Theorem 8.8- For each natural number ##n## and each number ##x>-1## there is a number ##c## strictly between ##0## and ##x## such that ##ln(1+x)=x-\frac{x^2}{2}+...+\frac{(-1)^{n+1}}{n} x^n+ \frac{(-1)^n}{(n+1)(1+c)^{n+1}}x^{n+1}##

Homework Helper
Lagrange Remainder Theorem- Let ##I## be an open interval containing the point ##x_0## and let ##n## be a nonegative integer. Suppose that the function ##f:I-->\mathbb{R}## has ##n+1## derivatives. Then for each point ##x## in ##I## there is a point ##c## strictly between ##x## and ##x_0## such that ##f(x)=\sum_{k=0}^{n} \frac{f^k}{k!} (x-x_0)^k+\frac{f^{n+1}}{(n+1)!}(x-x_0)^k##.

I see. And ##f(x)## is equal to its expansion if and only if the remainder term goes to zero.

Theorem 8.8- For each natural number ##n## and each number ##x>-1## there is a number ##c## strictly between ##0## and ##x## such that ##ln(1+x)=x-\frac{x^2}{2}+...+\frac{(-1)^{n+1}}{n} x^n+ \frac{(-1)^n}{(n+1)(1+c)^{n+1}}x^{n+1}##

Something to notice here... you don't actually know whether or not ##x < c < 0## or ##0 < x < c##. All you know is that ##x \in I##. So you know the series will converge in the interval ##(-1, 1]##. If you try it by plugging in the endpoint 1, you will get a convergent series for example.

bonfire09
So the series will converge in the entire interval ##(-1,1]##?

Homework Helper
So the series will converge in the entire interval ##(-1,1]##?

Yes. Although it would be good to show that it actually does.

bonfire09
Oh ok. I did try doing that at first but when I compared it against the answer in the book I was off. They stated that the interval was supposed to be ##\frac{-1}{2}\leq x\leq 1## which I have no idea how they got that.

Homework Helper
Oh ok.

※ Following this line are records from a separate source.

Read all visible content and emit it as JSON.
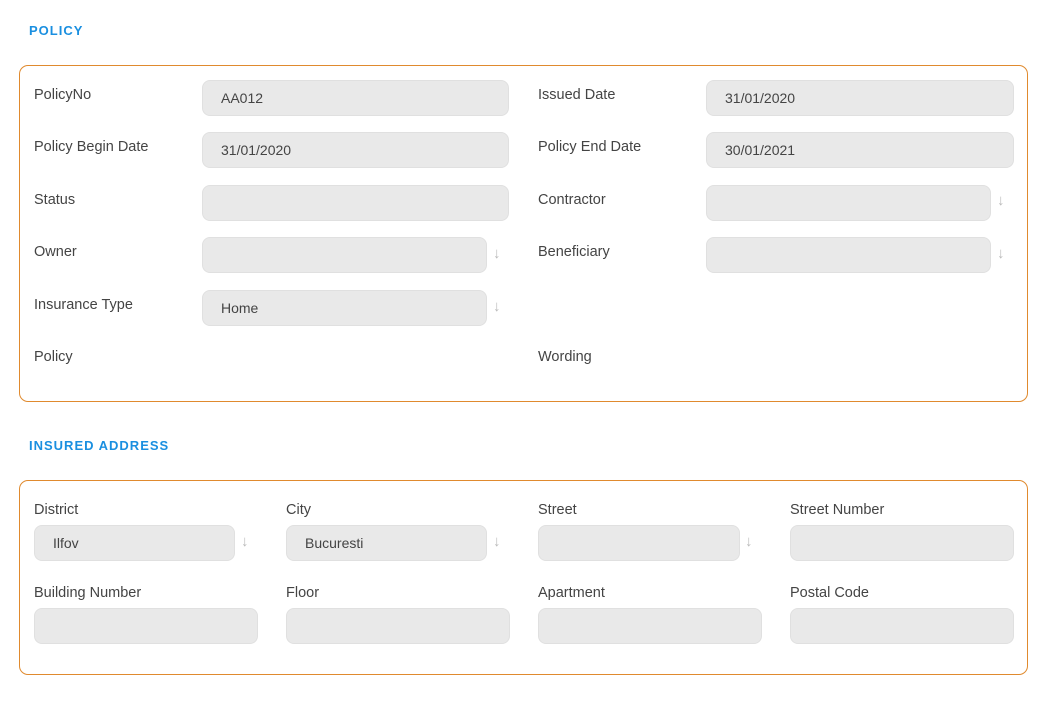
{
  "policy": {
    "title": "POLICY",
    "policy_no": {
      "label": "PolicyNo",
      "value": "AA012"
    },
    "issued_date": {
      "label": "Issued Date",
      "value": "31/01/2020"
    },
    "begin_date": {
      "label": "Policy Begin Date",
      "value": "31/01/2020"
    },
    "end_date": {
      "label": "Policy End Date",
      "value": "30/01/2021"
    },
    "status": {
      "label": "Status",
      "value": ""
    },
    "contractor": {
      "label": "Contractor",
      "value": ""
    },
    "owner": {
      "label": "Owner",
      "value": ""
    },
    "beneficiary": {
      "label": "Beneficiary",
      "value": ""
    },
    "insurance_type": {
      "label": "Insurance Type",
      "value": "Home"
    },
    "policy_label": "Policy",
    "wording_label": "Wording"
  },
  "address": {
    "title": "INSURED ADDRESS",
    "district": {
      "label": "District",
      "value": "Ilfov"
    },
    "city": {
      "label": "City",
      "value": "Bucuresti"
    },
    "street": {
      "label": "Street",
      "value": ""
    },
    "street_number": {
      "label": "Street Number",
      "value": ""
    },
    "building_number": {
      "label": "Building Number",
      "value": ""
    },
    "floor": {
      "label": "Floor",
      "value": ""
    },
    "apartment": {
      "label": "Apartment",
      "value": ""
    },
    "postal_code": {
      "label": "Postal Code",
      "value": ""
    }
  },
  "icons": {
    "dropdown": "arrow-down-icon"
  },
  "colors": {
    "accent": "#1a8fe0",
    "panel_border": "#e08a2e"
  }
}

I did try doing that at first but when I compared it against the answer in the book I was off. They stated that the interval was supposed to be ##\frac{-1}{2}\leq x\leq 1## which I have no idea how they got that.

Well, if they want a particular interval, then what's the closest point to zero from -1? That's one of the endpoints. The other endpoint is of course given. They just happened to use ##-1/2##.

bonfire09
So they just chose some random point close to ##0##?

Homework Helper
So they just chose some random point close to ##0##?

What I meant to say was the convergence would be valid for an interval as specific as ##[-\frac{1}{1.0001}, 1]## if you wanted.

##-1/2## is a nice number though.

bonfire09
Oh Ok i see thanks. I just was confused why they chose that -1/2.